Linkspartei geht Staatskanzlei auf den Keks

Die deutsche Linkspartei versteht es, in ihrer Argumentation Themen auf banale und allgemein verständliche Sachverhalte herunter zu brechen – meist zulasten der Seriosität und Richtigkeit. Manchmal verlieren sich die Genossen aber doch im Detail. Der PDS-Abgeordnete Heiko Hilker richtete eine „Kleine Anfrage“ zum Thema "Kekse in der Staatskanzlei" an die sächsische Regierung. Er kritisierte in kleindeutscher Manier, weshalb bei Besprechungen nicht sächsische Produkte zum Kaffee oder Tee gereicht würden und bemängelte überdies die Einzelverpackung für jedes Stück Keks.

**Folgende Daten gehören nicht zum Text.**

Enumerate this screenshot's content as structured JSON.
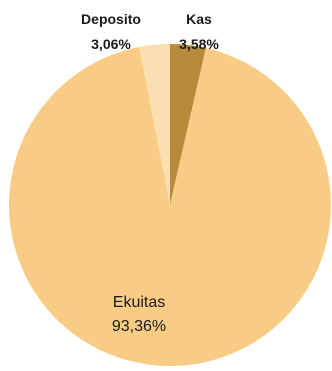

Spekulatius KekseDie Staatskanzlei konterte, dass unter den Keksen auch sächsische seien, offenbarte aber gleich die nächste offene Flanke: "Um eventuelle Nachfragen zu vermeiden, soll hier aber gleich zugestanden werden, dass weder der Kaffee noch der Tee von sächsischen Plantagen stammt. Die Staatsregierung erwartet von der bevorstehenden Erderwärmung allerdings als vermutlich einzigen uneingeschränkt positiven Effekt, dass diesem Problem mittelfristig abgeholfen werden kann."

Vor der Beantwortung der konkreten Frage zum Klimaschutz – nämlich: "Haben nach Auffassung der Staatsregierung einzeln verpackte Kekse eine bessere Ökobilanz als Kekse aus Sammelpackungen?" – drückte sich die Staatskanzlei jedoch und stellt fest, dass die Ökobilanz vor dem Erwerb der Kekse nicht ermittelt worden sei, weil „der für dieses Spezialgebiet zuständige Mitarbeiter gerade mit der Beantwortung von wichtigen Kleinen Anfragen beschäftigt war.“ Es ist nicht auszuschließen, dass dem Chef der sächsischen Staatskanzlei diese Anfrage einigermaßen auf den Keks ging.